My mother adored the American Craftsman furniture of Gustav Stickley, which we had more than usual exposure to in New Jersey because of Stickley's long association with the state (the Stickley Museum at Craftsman Farms is in Morris Plains, New Jersey). She was always delighted to see a new book about Stickley, or a new PBS documentary about him.

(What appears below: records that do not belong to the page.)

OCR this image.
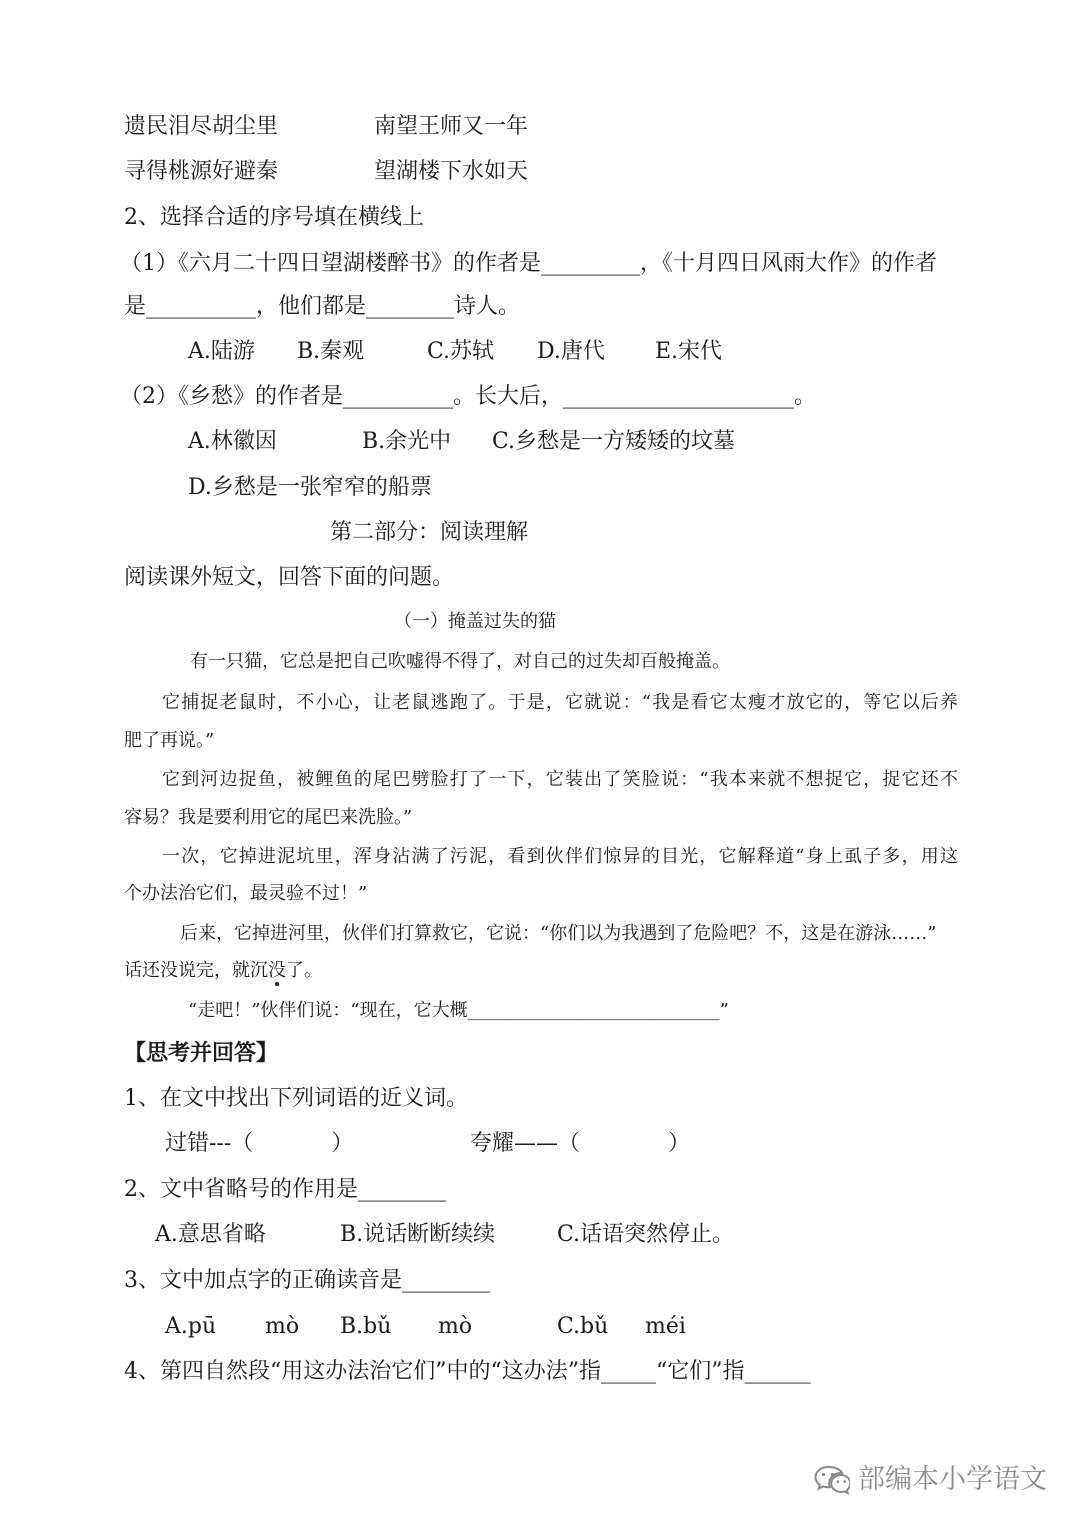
遗民泪尽胡尘里	南望王师又一年
寻得桃源好避秦	望湖楼下水如天
2、选择合适的序号填在横线上
（1）《六月二十四日望湖楼醉书》的作者是_________，《十月四日风雨大作》的作者
是__________，他们都是________诗人。
A.陆游 B.秦观	C.苏轼 D.唐代 E.宋代
（2）《乡愁》的作者是__________。长大后，_____________________。
A.林徽因	B.余光中 C.乡愁是一方矮矮的坟墓
D.乡愁是一张窄窄的船票
第二部分：阅读理解
阅读课外短文，回答下面的问题。
（一）掩盖过失的猫
有一只猫，它总是把自己吹嘘得不得了，对自己的过失却百般掩盖。
它捕捉老鼠时，不小心，让老鼠逃跑了。于是，它就说：“我是看它太瘦才放它的，等它以后养
肥了再说。”
它到河边捉鱼，被鲤鱼的尾巴劈脸打了一下，它装出了笑脸说：“我本来就不想捉它，捉它还不
容易？我是要利用它的尾巴来洗脸。”
一次，它掉进泥坑里，浑身沾满了污泥，看到伙伴们惊异的目光，它解释道“身上虱子多，用这
个办法治它们，最灵验不过！”
后来，它掉进河里，伙伴们打算救它，它说：“你们以为我遇到了危险吧？不，这是在游泳……”
话还没说完，就沉没了。
“走吧！”伙伴们说：“现在，它大概____________________________”
【思考并回答】
1、在文中找出下列词语的近义词。
过错---（	）	夸耀——（	）
2、文中省略号的作用是________
A.意思省略	B.说话断断续续	C.话语突然停止。
3、文中加点字的正确读音是________
A.pū mò B.bǔ mò	C.bǔ méi
4、第四自然段“用这办法治它们”中的“这办法”指_____“它们”指______
部编本小学语文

So whenever I see a Stickley news item today, it revives happy memories:


http://www.artdaily.org/index.asp?int_sec=11&int_new=38760

http://en.wikipedia.org/wiki/Gustav_Stickley 

http://www.stickleymuseum.org/

Among notables born on this date are Irish revolutionary Wolfe Tone, novelists Charles W. Chesnutt and Vikram Seth, poets Kurt Schwitters and Paul Muldoon, playwright Lillian Hellman, country guitarist Chet Atkins, Beach Boy Brian Wilson, pop singers Lionel Richie and Anne Murray, composer Jacques Offenbach, jazzman Eric Dolphy, pianist Andre Watts, painter Georges Dufrenoy, film directors Stephen Frears and Robert Rodriguez, and actors Errol Flynn, Audie Murphy, Olympia Dukakis, Martin Landau, John Goodman, and Nicole Kidman. One of my favorite films that never found the popular audience it deserved -- maybe it is really more for film and pop culture buffs -- is Joe Dante's 1993 take on the great schlockmeister William Castle, Matinee, with John Goodman irresistible in the Castle role, absolutely spot-on casting.